Мы с Глушковым Сергеем, с которым я учился, шли по перелескам, искали захоронение. Он говорит: «Сейчас бы найти немецкий карабин!» Я тыкаю щупом рядом, Сергей слушает и говорит: «По-моему, кость!» Я отвечаю: «Сейчас у него спрошу!» Говорю: «Уважаемый!» — вслух, он рядом стоит, лес вокруг, никто меня за дурака не примет — «Дорогой, ты там лежишь, ты не подскажешь, в каком направлении тут карабин лежит немецкий?» Серега говорит: «Ну, чего, сказал он?» Я говорю: «Да!» Беру щуп, подхожу, тыкают, бум — вот и карабин. Он говорит: «Да ну! Просто железяка!» Копает — вытаскивает немецкий карабин. Понимаешь? Все это взаимосвязано. Просто я перестал впоследствии на свои ощущения обращать внимание. Я знаю, что мне нужно сюда прийти, и я знаю, что там будет.
Раньше, когда ко мне это приходило, я обращал внимание, потому что мне же нужно было понимать. А потом, я знаю свой организм, знаю, как он работает. На что реагирует и почему. Я вот кофе пью, только когда организм требует.

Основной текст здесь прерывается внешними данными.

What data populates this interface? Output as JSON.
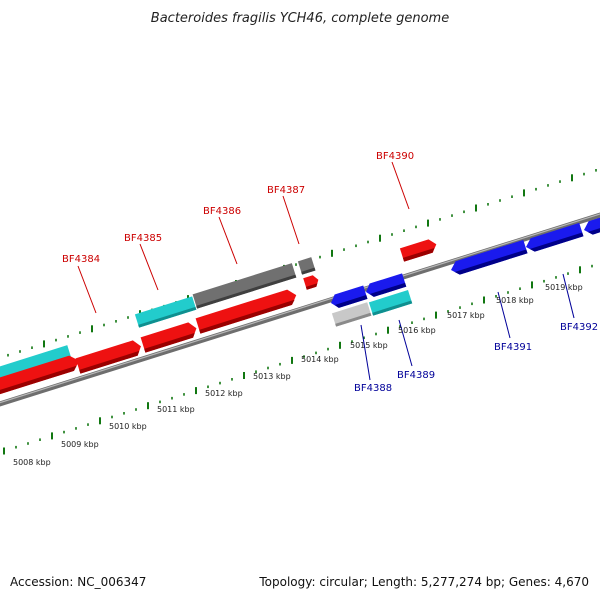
{
  "title": "Bacteroides fragilis YCH46, complete genome",
  "footer": {
    "accession": "Accession: NC_006347",
    "summary": "Topology: circular; Length: 5,277,274 bp; Genes: 4,670"
  },
  "colors": {
    "forward_gene": "#ee1111",
    "reverse_gene": "#1a1aee",
    "forward_label": "#cc0000",
    "reverse_label": "#000099",
    "cyan_feature": "#22cccc",
    "gray_feature": "#707070",
    "light_gray_feature": "#c8c8c8",
    "backbone": "#888888",
    "ticks": "#117711"
  },
  "scale_labels": [
    "5008 kbp",
    "5009 kbp",
    "5010 kbp",
    "5011 kbp",
    "5012 kbp",
    "5013 kbp",
    "5014 kbp",
    "5015 kbp",
    "5016 kbp",
    "5017 kbp",
    "5018 kbp",
    "5019 kbp"
  ],
  "forward_genes": [
    {
      "id": "BF4384"
    },
    {
      "id": "BF4385"
    },
    {
      "id": "BF4386"
    },
    {
      "id": "BF4387"
    },
    {
      "id": "BF4390"
    }
  ],
  "reverse_genes": [
    {
      "id": "BF4388"
    },
    {
      "id": "BF4389"
    },
    {
      "id": "BF4391"
    },
    {
      "id": "BF4392"
    }
  ]
}
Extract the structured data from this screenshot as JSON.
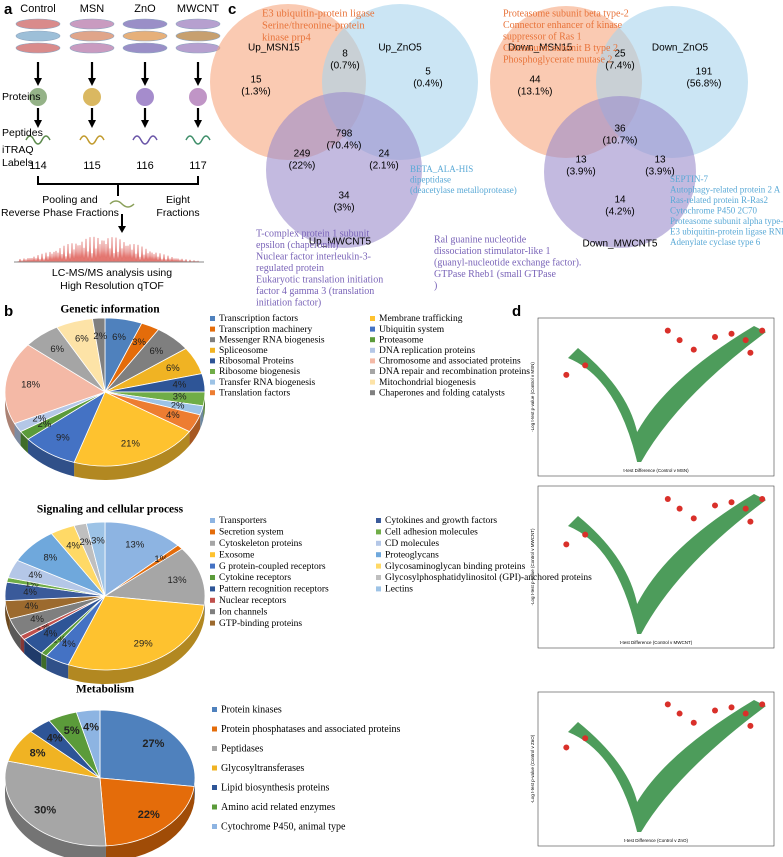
{
  "panel_labels": [
    "a",
    "b",
    "c",
    "d"
  ],
  "workflow": {
    "groups": [
      "Control",
      "MSN",
      "ZnO",
      "MWCNT"
    ],
    "proteins": "Proteins",
    "peptides": "Peptides",
    "itraq": [
      "iTRAQ",
      "Labels"
    ],
    "labels": [
      "114",
      "115",
      "116",
      "117"
    ],
    "pooling": [
      "Pooling and",
      "Reverse Phase Fractions"
    ],
    "eight": [
      "Eight",
      "Fractions"
    ],
    "lcms": [
      "LC-MS/MS analysis using",
      "High Resolution qTOF"
    ]
  },
  "venns": [
    {
      "sets": [
        "Up_MSN15",
        "Up_ZnO5",
        "Up_MWCNT5"
      ],
      "regions": [
        {
          "count": 15,
          "pct": "(1.3%)"
        },
        {
          "count": 8,
          "pct": "(0.7%)"
        },
        {
          "count": 5,
          "pct": "(0.4%)"
        },
        {
          "count": 798,
          "pct": "(70.4%)"
        },
        {
          "count": 249,
          "pct": "(22%)"
        },
        {
          "count": 24,
          "pct": "(2.1%)"
        },
        {
          "count": 34,
          "pct": "(3%)"
        }
      ],
      "notes": [
        {
          "lines": [
            "E3 ubiquitin-protein ligase",
            "Serine/threonine-protein",
            "kinase prp4"
          ]
        },
        {
          "lines": [
            "BETA_ALA-HIS",
            "dipeptidase",
            "(deacetylase metalloprotease)"
          ]
        },
        {
          "lines": [
            "T-complex protein 1 subunit",
            "epsilon (chaperonin)",
            "Nuclear factor interleukin-3-",
            "regulated protein",
            "Eukaryotic translation initiation",
            "factor 4 gamma 3 (translation",
            "initiation factor)"
          ]
        }
      ]
    },
    {
      "sets": [
        "Down_MSN15",
        "Down_ZnO5",
        "Down_MWCNT5"
      ],
      "regions": [
        {
          "count": 44,
          "pct": "(13.1%)"
        },
        {
          "count": 25,
          "pct": "(7.4%)"
        },
        {
          "count": 191,
          "pct": "(56.8%)"
        },
        {
          "count": 36,
          "pct": "(10.7%)"
        },
        {
          "count": 13,
          "pct": "(3.9%)"
        },
        {
          "count": 13,
          "pct": "(3.9%)"
        },
        {
          "count": 14,
          "pct": "(4.2%)"
        }
      ],
      "notes": [
        {
          "lines": [
            "Proteasome subunit beta type-2",
            "Connector enhancer of kinase",
            "suppressor of Ras 1",
            "Calcineurin subunit B type 2",
            "Phosphoglycerate mutase 2"
          ]
        },
        {
          "lines": [
            "SEPTIN-7",
            "Autophagy-related protein 2  A",
            "Ras-related protein R-Ras2",
            "Cytochrome P450 2C70",
            "Proteasome subunit alpha type-3",
            "E3 ubiquitin-protein ligase RNF213",
            "Adenylate cyclase type 6"
          ]
        },
        {
          "lines": [
            "Ral guanine nucleotide",
            "dissociation stimulator-like 1",
            "(guanyl-nucleotide exchange factor).",
            "GTPase Rheb1 (small GTPase",
            ")"
          ]
        }
      ]
    }
  ],
  "chart_data": [
    {
      "type": "pie",
      "title": "Genetic information",
      "categories": [
        "Transcription factors",
        "Transcription machinery",
        "Messenger RNA biogenesis",
        "Spliceosome",
        "Ribosomal Proteins",
        "Ribosome biogenesis",
        "Transfer RNA biogenesis",
        "Translation factors",
        "Membrane trafficking",
        "Ubiquitin system",
        "Proteasome",
        "DNA replication proteins",
        "Chromosome and associated proteins",
        "DNA repair and recombination proteins",
        "Mitochondrial biogenesis",
        "Chaperones and folding catalysts"
      ],
      "values": [
        6,
        3,
        6,
        6,
        4,
        3,
        2,
        4,
        21,
        9,
        2,
        2,
        18,
        6,
        6,
        2
      ],
      "value_labels": [
        "6%",
        "3%",
        "6%",
        "6%",
        "4%",
        "3%",
        "2%",
        "4%",
        "21%",
        "9%",
        "2%",
        "2%",
        "18%",
        "6%",
        "6%",
        "2%"
      ],
      "colors": [
        "#4f81bd",
        "#e46c0a",
        "#7f7f7f",
        "#f0b323",
        "#2e5597",
        "#70ad47",
        "#9dc3e6",
        "#ed7d31",
        "#fec22f",
        "#4472c4",
        "#5b9b3a",
        "#b4c7e7",
        "#f4b9a6",
        "#a5a5a5",
        "#fde3a7",
        "#808080"
      ]
    },
    {
      "type": "pie",
      "title": "Signaling and cellular process",
      "categories": [
        "Transporters",
        "Secretion system",
        "Cytoskeleton proteins",
        "Exosome",
        "G protein-coupled receptors",
        "Cytokine receptors",
        "Pattern recognition receptors",
        "Nuclear receptors",
        "Ion channels",
        "GTP-binding proteins",
        "Cytokines and growth factors",
        "Cell adhesion molecules",
        "CD molecules",
        "Proteoglycans",
        "Glycosaminoglycan binding proteins",
        "Glycosylphosphatidylinositol (GPI)-anchored proteins",
        "Lectins"
      ],
      "values": [
        13,
        1,
        13,
        29,
        4,
        1,
        4,
        1,
        4,
        4,
        4,
        1,
        4,
        8,
        4,
        2,
        3
      ],
      "value_labels": [
        "13%",
        "1%",
        "13%",
        "29%",
        "4%",
        "1%",
        "4%",
        "1%",
        "4%",
        "4%",
        "4%",
        "1%",
        "4%",
        "8%",
        "4%",
        "2%",
        "3%"
      ],
      "colors": [
        "#8db4e2",
        "#e46c0a",
        "#a6a6a6",
        "#fec22f",
        "#4472c4",
        "#5b9b3a",
        "#2e5597",
        "#c0504d",
        "#7f7f7f",
        "#9c6a2e",
        "#3a5a9a",
        "#70ad47",
        "#b4c7e7",
        "#6fa8dc",
        "#ffd966",
        "#bfbfbf",
        "#9dc3e6"
      ]
    },
    {
      "type": "pie",
      "title": "Metabolism",
      "categories": [
        "Protein kinases",
        "Protein phosphatases and  associated proteins",
        "Peptidases",
        "Glycosyltransferases",
        "Lipid biosynthesis proteins",
        "Amino acid related enzymes",
        "Cytochrome P450, animal type"
      ],
      "values": [
        27,
        22,
        30,
        8,
        4,
        5,
        4
      ],
      "value_labels": [
        "27%",
        "22%",
        "30%",
        "8%",
        "4%",
        "5%",
        "4%"
      ],
      "colors": [
        "#4f81bd",
        "#e46c0a",
        "#a6a6a6",
        "#f0b323",
        "#2e5597",
        "#5b9b3a",
        "#8db4e2"
      ]
    }
  ],
  "volcanoes": [
    {
      "xlabel": "t-test Difference (Control v MSN)",
      "ylabel": "-Log t-test p-value (Control v MSN)"
    },
    {
      "xlabel": "t-test Difference (Control v MWCNT)",
      "ylabel": "-Log t-test p-value (Control v MWCNT)"
    },
    {
      "xlabel": "t-test Difference (Control v ZnO)",
      "ylabel": "-Log t-test p-value (Control v ZnO)"
    }
  ]
}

Он не хочет — и я не буду. И сладкое так же ем. Я знаю, как мой организм работает. И вот я иду-иду, я могу просто сесть, посидеть, где-то там в облаках о своем подумать. «А вот здесь надо выкопать» — как будто ощущение, что невидимый кто там стоит. Я сразу понимаю: раз-раз, проверил — есть. Каждый раз повторяются похожие ощущения.

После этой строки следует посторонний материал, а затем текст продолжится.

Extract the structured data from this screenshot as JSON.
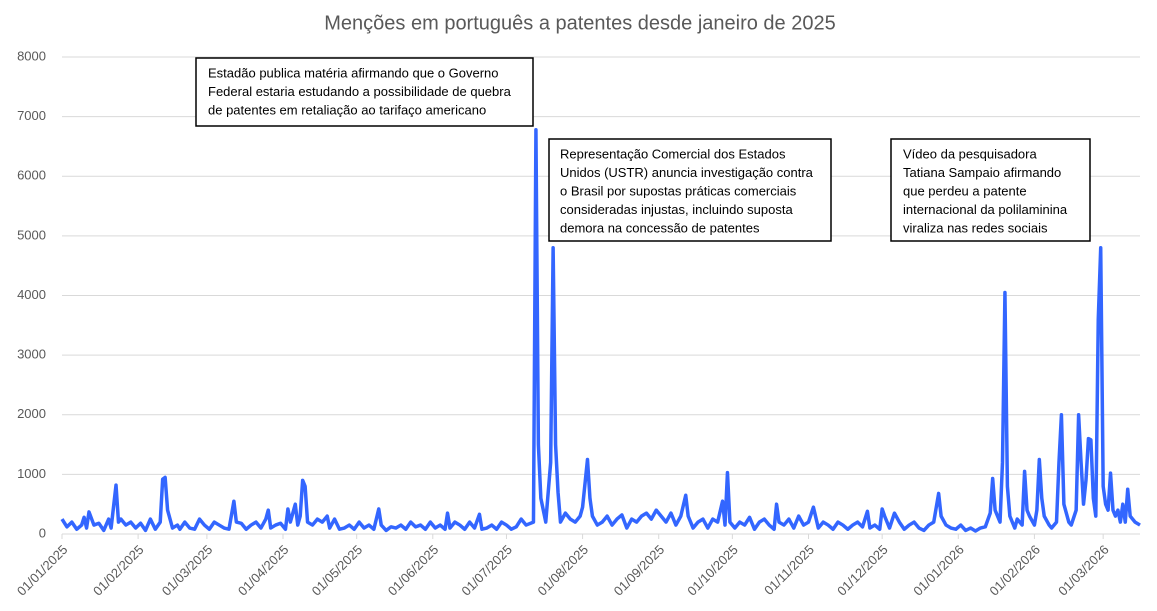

Но в других случаях — идут по-другому ощущения. Зачастую, когда где-то захоронение, и хочет он домой, он понял, что его убили: он или умирал, или уже шел, понимая, что его убьют — потому что человек знает, когда его убьют, у него уже одна мысль: чтобы похоронили и родным передали весточку. Такого солдата я вижу фантом — он хочет, чтобы его нашли, чтобы его родственники узнали и перезахоронили. Он очень хочет. И я фантомы эти вижу. Я могу на кладбище зайти и увидеть, кто стоит и ждет. Вот завтра воскресенье, люди идут своих, кто умер, навещать. Вот я буду идти, а все, кто умер, стоят перед входом в кладбище и ждут живых, которые к ним идут, они встречают. Я их вижу. Иногда могут и разговаривать, передавать, о чем они просят. Но я этого не делаю. Если так не веришь, можешь у Татьяны Лишиной спросить.

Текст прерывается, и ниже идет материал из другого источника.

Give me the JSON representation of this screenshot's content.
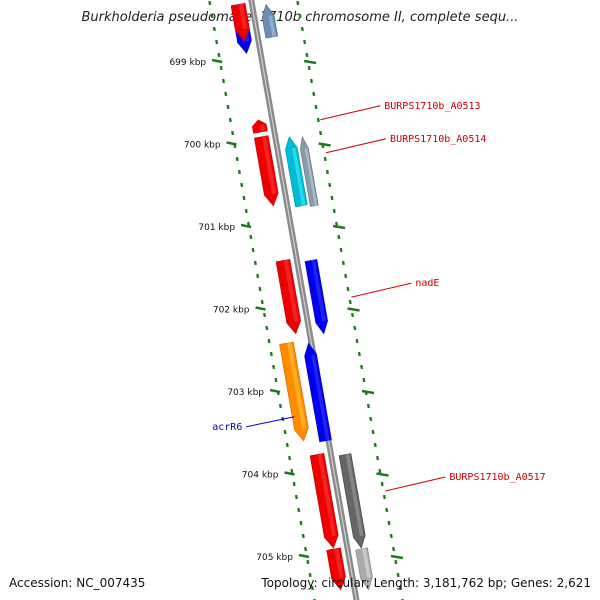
{
  "title": "Burkholderia pseudomallei 1710b chromosome II, complete sequ...",
  "footer": {
    "accession": "Accession: NC_007435",
    "summary": "Topology: circular; Length: 3,181,762 bp; Genes: 2,621"
  },
  "colors": {
    "backbone": "#8a8a8a",
    "tick": "#1f7a1f",
    "label_red": "#cc0000",
    "label_blue": "#0000cc"
  },
  "ticks": [
    {
      "kbp": 699,
      "label": "699 kbp"
    },
    {
      "kbp": 700,
      "label": "700 kbp"
    },
    {
      "kbp": 701,
      "label": "701 kbp"
    },
    {
      "kbp": 702,
      "label": "702 kbp"
    },
    {
      "kbp": 703,
      "label": "703 kbp"
    },
    {
      "kbp": 704,
      "label": "704 kbp"
    },
    {
      "kbp": 705,
      "label": "705 kbp"
    }
  ],
  "features": [
    {
      "track": "minus",
      "start_kbp": 698.3,
      "end_kbp": 698.9,
      "color": "#0000ee",
      "strand": "-"
    },
    {
      "track": "minus",
      "start_kbp": 698.3,
      "end_kbp": 698.75,
      "color": "#ee0000",
      "strand": "-"
    },
    {
      "track": "plus",
      "start_kbp": 698.3,
      "end_kbp": 698.7,
      "color": "#6a8fb0",
      "strand": "+"
    },
    {
      "track": "minus",
      "start_kbp": 699.7,
      "end_kbp": 699.85,
      "color": "#ee0000",
      "strand": "+"
    },
    {
      "track": "minus",
      "start_kbp": 699.9,
      "end_kbp": 700.75,
      "color": "#ee0000",
      "strand": "-"
    },
    {
      "track": "plus",
      "start_kbp": 699.9,
      "end_kbp": 700.75,
      "color": "#00bcd4",
      "strand": "+"
    },
    {
      "track": "plus2",
      "start_kbp": 699.9,
      "end_kbp": 700.75,
      "color": "#8a9aa8",
      "strand": "+"
    },
    {
      "track": "minus",
      "start_kbp": 701.4,
      "end_kbp": 702.3,
      "color": "#ee0000",
      "strand": "-"
    },
    {
      "track": "plus",
      "start_kbp": 701.4,
      "end_kbp": 702.3,
      "color": "#0000ee",
      "strand": "-"
    },
    {
      "track": "far_minus",
      "start_kbp": 702.4,
      "end_kbp": 703.6,
      "color": "#ff8c00",
      "strand": "-"
    },
    {
      "track": "plus_mid",
      "start_kbp": 702.4,
      "end_kbp": 703.6,
      "color": "#0000ee",
      "strand": "+"
    },
    {
      "track": "minus",
      "start_kbp": 703.75,
      "end_kbp": 704.9,
      "color": "#ee0000",
      "strand": "-"
    },
    {
      "track": "plus",
      "start_kbp": 703.75,
      "end_kbp": 704.9,
      "color": "#666666",
      "strand": "-"
    },
    {
      "track": "minus",
      "start_kbp": 704.9,
      "end_kbp": 705.4,
      "color": "#ee0000",
      "strand": "-"
    },
    {
      "track": "plus",
      "start_kbp": 704.9,
      "end_kbp": 705.4,
      "color": "#aaaaaa",
      "strand": "-"
    }
  ],
  "labels": [
    {
      "text": "BURPS1710b_A0513",
      "kbp": 699.7,
      "side": "right",
      "color": "#cc0000"
    },
    {
      "text": "BURPS1710b_A0514",
      "kbp": 700.1,
      "side": "right",
      "color": "#cc0000"
    },
    {
      "text": "nadE",
      "kbp": 701.85,
      "side": "right",
      "color": "#cc0000"
    },
    {
      "text": "acrR6",
      "kbp": 703.3,
      "side": "left",
      "color": "#0000cc"
    },
    {
      "text": "BURPS1710b_A0517",
      "kbp": 704.2,
      "side": "right",
      "color": "#cc0000"
    }
  ]
}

Я не знаю, кто это сказал, я не запоминаю часто, чьи слова, есть такая фраза, что должен быть захоронен последний солдат. Никто не должен быть забыт. Как бы там ни было, он должен быть отсоединен от своей души. Потому что, как бы там ни было, душа переселяется, мы это можем помнить не всегда, но душа переселяется в другого маленького человечка. Она даст ему развитие то, которое тот знал. И он будет идти потихоньку, а не обезьяной становиться. А эта связь переселиться не дает. Как говорится, не все же смогли реализовать свои знания, свои умения. А так он отсоединится, вселится малыш — и гляди-ка, и правда сделает вечный двигатель. Может, у кого и было в голове, но не было возможности реализовать.
Помнишь, я тебе сказал, что Татьянин отец сказал, Олег Всеволодыч, что у меня жизнь — все равно что книга фэнтези? Если ты про все это напишешь, тебе скажут, что или ты это нафантазировал, или в психушку отправят.